Le moniteur-éducateur a un rôle d'animation, de prévention et d'éducation auprès de personnes en difficulté : enfants, ados, adultes ou personnes âgées. Il est le bras droit de l'éducateur spécialisé, qui détient la responsabilité d'élaborer des projets.

Quel accompagnement au quotidien pour les publics placés en MECS

Quel accompagnement au quotidien pour les publics placés en MECS

Dans le chapitre précédent nous avons présenté différents projets portés par diverses MECS. Cependant, la variété de ceux-ci, qui ont le mérite d’exister et de rechercher des solutions pour un meilleur accompagnement, risque de faire perdre de vue le manque de connaissances sur ces mineurs accueillis.
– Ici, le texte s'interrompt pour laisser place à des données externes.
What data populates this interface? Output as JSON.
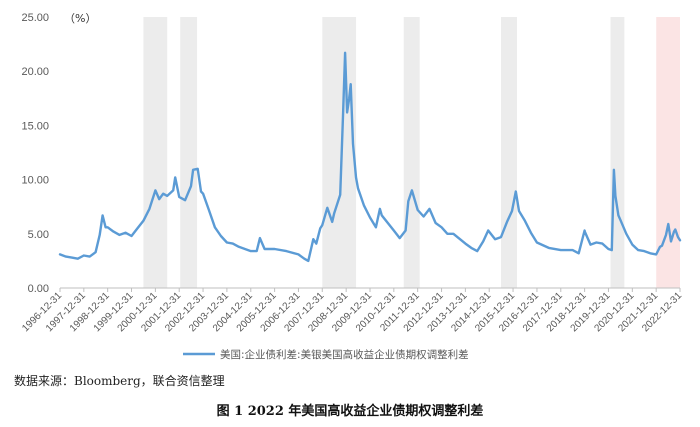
{
  "source_note": "数据来源：Bloomberg，联合资信整理",
  "figure_caption": "图 1    2022 年美国高收益企业债期权调整利差",
  "chart_data": {
    "type": "line",
    "unit_label": "（%）",
    "ylim": [
      0,
      25
    ],
    "yticks": [
      "0.00",
      "5.00",
      "10.00",
      "15.00",
      "20.00",
      "25.00"
    ],
    "xlim": [
      "1996-12-31",
      "2022-12-31"
    ],
    "xticks": [
      "1996-12-31",
      "1997-12-31",
      "1998-12-31",
      "1999-12-31",
      "2000-12-31",
      "2001-12-31",
      "2002-12-31",
      "2003-12-31",
      "2004-12-31",
      "2005-12-31",
      "2006-12-31",
      "2007-12-31",
      "2008-12-31",
      "2009-12-31",
      "2010-12-31",
      "2011-12-31",
      "2012-12-31",
      "2013-12-31",
      "2014-12-31",
      "2015-12-31",
      "2016-12-31",
      "2017-12-31",
      "2018-12-31",
      "2019-12-31",
      "2020-12-31",
      "2021-12-31",
      "2022-12-31"
    ],
    "grid": false,
    "legend_position": "bottom",
    "shaded_periods": [
      {
        "start": "2000-06-30",
        "end": "2001-06-30",
        "color": "#ececec"
      },
      {
        "start": "2002-01-15",
        "end": "2002-09-30",
        "color": "#ececec"
      },
      {
        "start": "2008-01-01",
        "end": "2009-05-31",
        "color": "#ececec"
      },
      {
        "start": "2011-06-01",
        "end": "2012-01-31",
        "color": "#ececec"
      },
      {
        "start": "2015-06-30",
        "end": "2016-02-29",
        "color": "#ececec"
      },
      {
        "start": "2020-02-01",
        "end": "2020-08-31",
        "color": "#ececec"
      },
      {
        "start": "2022-01-01",
        "end": "2022-12-31",
        "color": "#fbe4e4"
      }
    ],
    "series": [
      {
        "name": "美国:企业债利差:美银美国高收益企业债期权调整利差",
        "color": "#5b9bd5",
        "x": [
          "1996-12-31",
          "1997-03-31",
          "1997-06-30",
          "1997-09-30",
          "1997-12-31",
          "1998-03-31",
          "1998-06-30",
          "1998-08-31",
          "1998-10-15",
          "1998-11-30",
          "1998-12-31",
          "1999-03-31",
          "1999-06-30",
          "1999-09-30",
          "1999-12-31",
          "2000-03-31",
          "2000-06-30",
          "2000-09-30",
          "2000-12-31",
          "2001-02-28",
          "2001-04-30",
          "2001-06-30",
          "2001-09-30",
          "2001-10-31",
          "2001-12-31",
          "2002-03-31",
          "2002-06-30",
          "2002-07-31",
          "2002-10-10",
          "2002-11-30",
          "2002-12-31",
          "2003-03-31",
          "2003-06-30",
          "2003-09-30",
          "2003-12-31",
          "2004-03-31",
          "2004-06-30",
          "2004-12-31",
          "2005-03-31",
          "2005-05-20",
          "2005-07-31",
          "2005-12-31",
          "2006-06-30",
          "2006-12-31",
          "2007-03-31",
          "2007-05-31",
          "2007-08-15",
          "2007-09-30",
          "2007-11-30",
          "2007-12-31",
          "2008-03-17",
          "2008-05-31",
          "2008-06-30",
          "2008-09-30",
          "2008-11-15",
          "2008-12-15",
          "2009-01-15",
          "2009-02-15",
          "2009-03-10",
          "2009-04-15",
          "2009-05-31",
          "2009-06-30",
          "2009-09-30",
          "2009-12-31",
          "2010-03-31",
          "2010-05-31",
          "2010-06-30",
          "2010-12-31",
          "2011-03-31",
          "2011-06-30",
          "2011-08-10",
          "2011-10-04",
          "2011-12-31",
          "2012-03-31",
          "2012-06-30",
          "2012-09-30",
          "2012-12-31",
          "2013-03-31",
          "2013-06-30",
          "2013-12-31",
          "2014-03-31",
          "2014-06-30",
          "2014-09-30",
          "2014-12-15",
          "2015-03-31",
          "2015-06-30",
          "2015-09-30",
          "2015-12-15",
          "2016-02-11",
          "2016-03-31",
          "2016-06-30",
          "2016-09-30",
          "2016-12-31",
          "2017-06-30",
          "2017-12-31",
          "2018-06-30",
          "2018-10-01",
          "2018-12-31",
          "2019-01-03",
          "2019-03-31",
          "2019-06-30",
          "2019-09-30",
          "2019-12-31",
          "2020-02-20",
          "2020-03-23",
          "2020-04-15",
          "2020-05-31",
          "2020-06-30",
          "2020-09-30",
          "2020-12-31",
          "2021-03-31",
          "2021-06-30",
          "2021-09-30",
          "2021-12-31",
          "2022-02-28",
          "2022-03-31",
          "2022-05-31",
          "2022-07-05",
          "2022-08-15",
          "2022-09-30",
          "2022-10-20",
          "2022-11-30",
          "2022-12-31"
        ],
        "values": [
          3.1,
          2.9,
          2.8,
          2.7,
          3.0,
          2.9,
          3.3,
          4.9,
          6.7,
          5.6,
          5.6,
          5.2,
          4.9,
          5.1,
          4.8,
          5.5,
          6.2,
          7.3,
          9.0,
          8.2,
          8.7,
          8.5,
          9.0,
          10.2,
          8.4,
          8.1,
          9.4,
          10.9,
          11.0,
          8.9,
          8.7,
          7.2,
          5.6,
          4.8,
          4.2,
          4.1,
          3.8,
          3.4,
          3.4,
          4.6,
          3.6,
          3.6,
          3.4,
          3.1,
          2.7,
          2.5,
          4.5,
          4.1,
          5.5,
          5.8,
          7.4,
          6.1,
          6.9,
          8.6,
          16.4,
          21.7,
          16.2,
          17.5,
          18.8,
          13.3,
          10.2,
          9.2,
          7.6,
          6.5,
          5.6,
          7.3,
          6.7,
          5.3,
          4.6,
          5.3,
          8.0,
          9.0,
          7.2,
          6.6,
          7.3,
          6.0,
          5.6,
          5.0,
          5.0,
          4.1,
          3.7,
          3.4,
          4.3,
          5.3,
          4.5,
          4.7,
          6.1,
          7.1,
          8.9,
          7.1,
          6.2,
          5.1,
          4.2,
          3.7,
          3.5,
          3.5,
          3.2,
          5.3,
          5.2,
          4.0,
          4.2,
          4.1,
          3.6,
          3.5,
          10.9,
          8.5,
          6.7,
          6.3,
          5.0,
          4.0,
          3.5,
          3.4,
          3.2,
          3.1,
          3.8,
          3.9,
          4.9,
          5.9,
          4.3,
          5.2,
          5.4,
          4.7,
          4.4
        ]
      }
    ]
  }
}
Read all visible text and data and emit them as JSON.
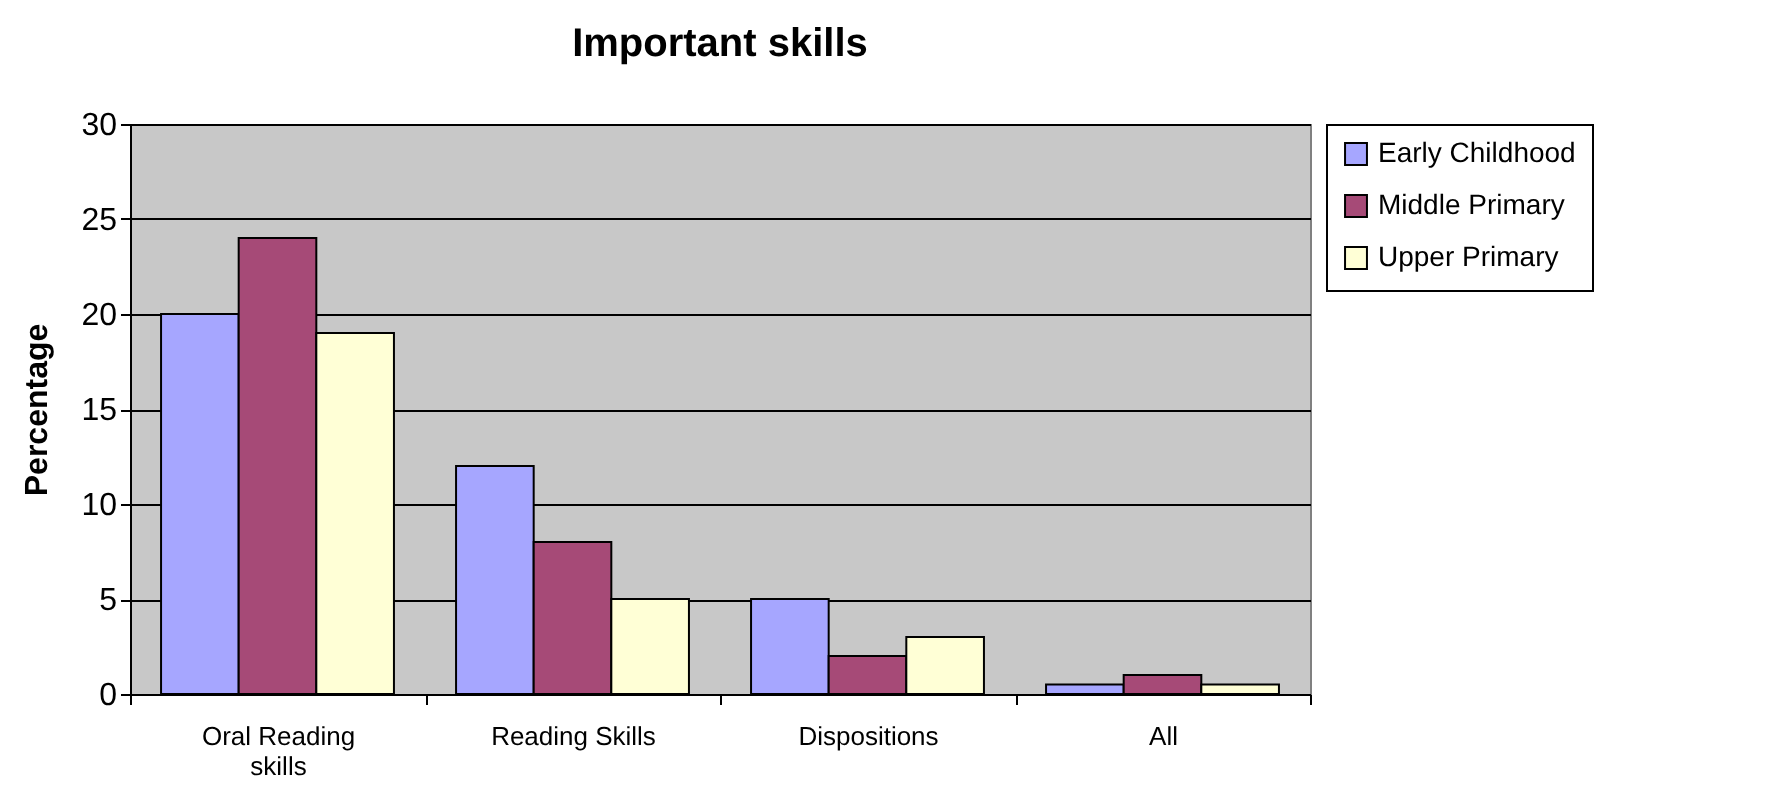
{
  "chart_data": {
    "type": "bar",
    "title": "Important skills",
    "ylabel": "Percentage",
    "categories": [
      "Oral Reading skills",
      "Reading Skills",
      "Dispositions",
      "All"
    ],
    "series": [
      {
        "name": "Early Childhood",
        "color": "#a6a6ff",
        "values": [
          20,
          12,
          5,
          0.5
        ]
      },
      {
        "name": "Middle Primary",
        "color": "#a64a77",
        "values": [
          24,
          8,
          2,
          1
        ]
      },
      {
        "name": "Upper Primary",
        "color": "#ffffd6",
        "values": [
          19,
          5,
          3,
          0.5
        ]
      }
    ],
    "ylim": [
      0,
      30
    ],
    "yticks": [
      0,
      5,
      10,
      15,
      20,
      25,
      30
    ],
    "grid": "y",
    "legend": "right"
  }
}
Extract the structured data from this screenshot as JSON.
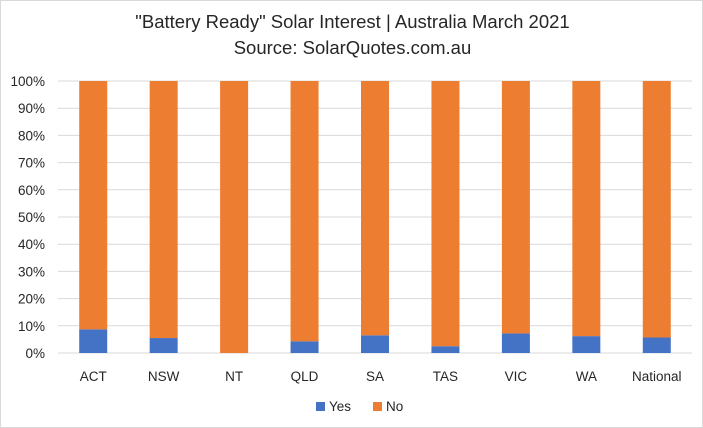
{
  "chart_data": {
    "type": "bar",
    "stacked": true,
    "title": "\"Battery Ready\" Solar Interest  |  Australia March 2021",
    "subtitle": "Source: SolarQuotes.com.au",
    "categories": [
      "ACT",
      "NSW",
      "NT",
      "QLD",
      "SA",
      "TAS",
      "VIC",
      "WA",
      "National"
    ],
    "series": [
      {
        "name": "Yes",
        "color": "#4472C4",
        "values": [
          0.087,
          0.055,
          0.0,
          0.043,
          0.065,
          0.025,
          0.072,
          0.062,
          0.057
        ]
      },
      {
        "name": "No",
        "color": "#ED7D31",
        "values": [
          0.913,
          0.945,
          1.0,
          0.957,
          0.935,
          0.975,
          0.928,
          0.938,
          0.943
        ]
      }
    ],
    "y_ticks": [
      "0%",
      "10%",
      "20%",
      "30%",
      "40%",
      "50%",
      "60%",
      "70%",
      "80%",
      "90%",
      "100%"
    ],
    "ylim": [
      0,
      1
    ],
    "grid": true,
    "legend_position": "bottom"
  }
}
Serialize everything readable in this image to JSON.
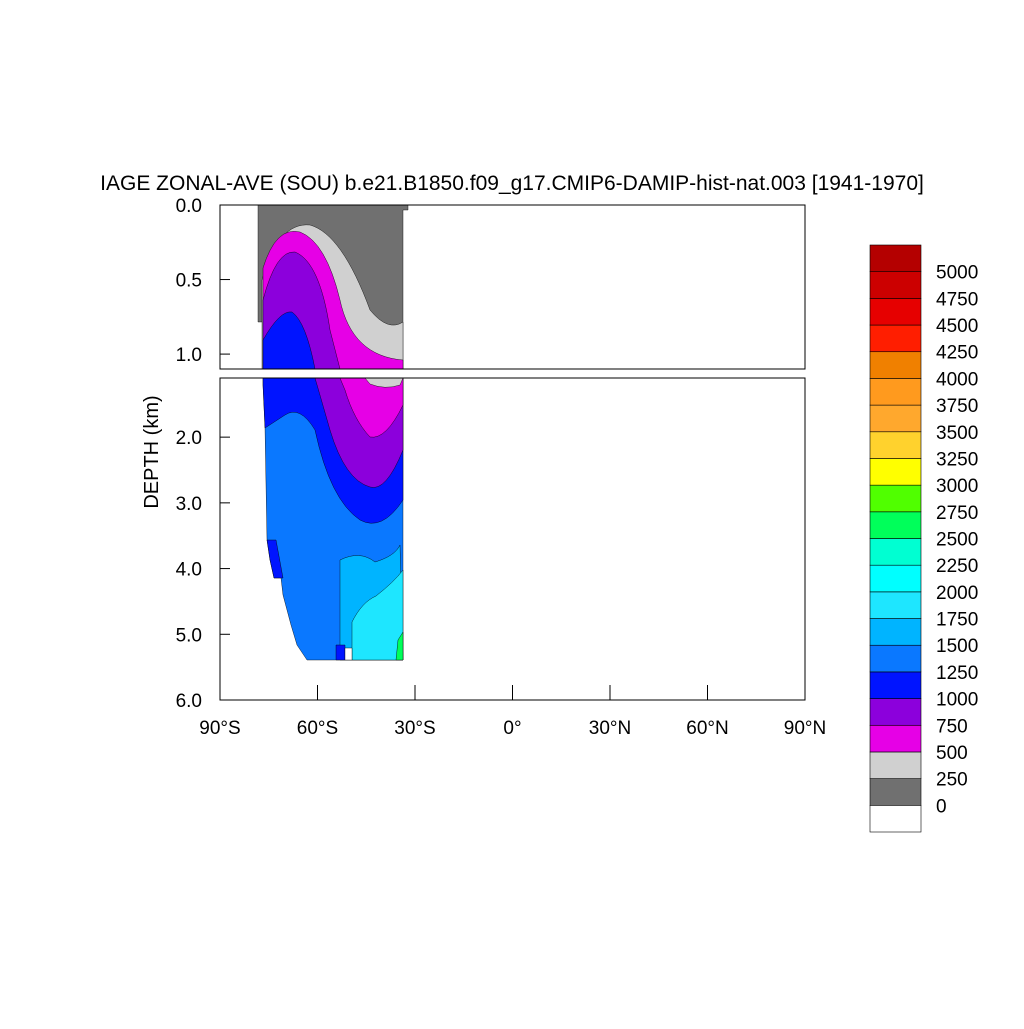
{
  "chart_data": {
    "type": "contour",
    "title": "IAGE ZONAL-AVE (SOU) b.e21.B1850.f09_g17.CMIP6-DAMIP-hist-nat.003 [1941-1970]",
    "ylabel": "DEPTH (km)",
    "xlim": [
      -90,
      90
    ],
    "xticks": [
      {
        "value": -90,
        "label": "90°S"
      },
      {
        "value": -60,
        "label": "60°S"
      },
      {
        "value": -30,
        "label": "30°S"
      },
      {
        "value": 0,
        "label": "0°"
      },
      {
        "value": 30,
        "label": "30°N"
      },
      {
        "value": 60,
        "label": "60°N"
      },
      {
        "value": 90,
        "label": "90°N"
      }
    ],
    "upper_ylim": [
      0,
      1.1
    ],
    "upper_yticks": [
      {
        "value": 0,
        "label": "0.0"
      },
      {
        "value": 0.5,
        "label": "0.5"
      },
      {
        "value": 1,
        "label": "1.0"
      }
    ],
    "lower_ylim": [
      1.1,
      6
    ],
    "lower_yticks": [
      {
        "value": 2,
        "label": "2.0"
      },
      {
        "value": 3,
        "label": "3.0"
      },
      {
        "value": 4,
        "label": "4.0"
      },
      {
        "value": 5,
        "label": "5.0"
      },
      {
        "value": 6,
        "label": "6.0"
      }
    ],
    "levels": [
      0,
      250,
      500,
      750,
      1000,
      1250,
      1500,
      1750,
      2000,
      2250,
      2500,
      2750,
      3000,
      3250,
      3500,
      3750,
      4000,
      4250,
      4500,
      4750,
      5000
    ],
    "colors": [
      "#ffffff",
      "#707070",
      "#d0d0d0",
      "#e600e6",
      "#8c00dc",
      "#0014ff",
      "#0a78ff",
      "#00b4ff",
      "#1ee6ff",
      "#00ffff",
      "#00ffd2",
      "#00ff5a",
      "#50ff00",
      "#ffff00",
      "#ffd22d",
      "#ffa82d",
      "#ff9a1e",
      "#f08000",
      "#ff1e00",
      "#e60000",
      "#cc0000",
      "#b40000"
    ]
  }
}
Francis BATIFOULIER l’a rapporté dans l’un de ses articles : « l’absence d’études nationales sur leurs trajectoires (celles des enfants en question), leurs pathologies ou sur les effets des diverses formes d’accompagnement laisse les équipes dans l’inconnu avec le risque de développer des attitudes éducatives inadéquates ou pire aggravantes. »[1]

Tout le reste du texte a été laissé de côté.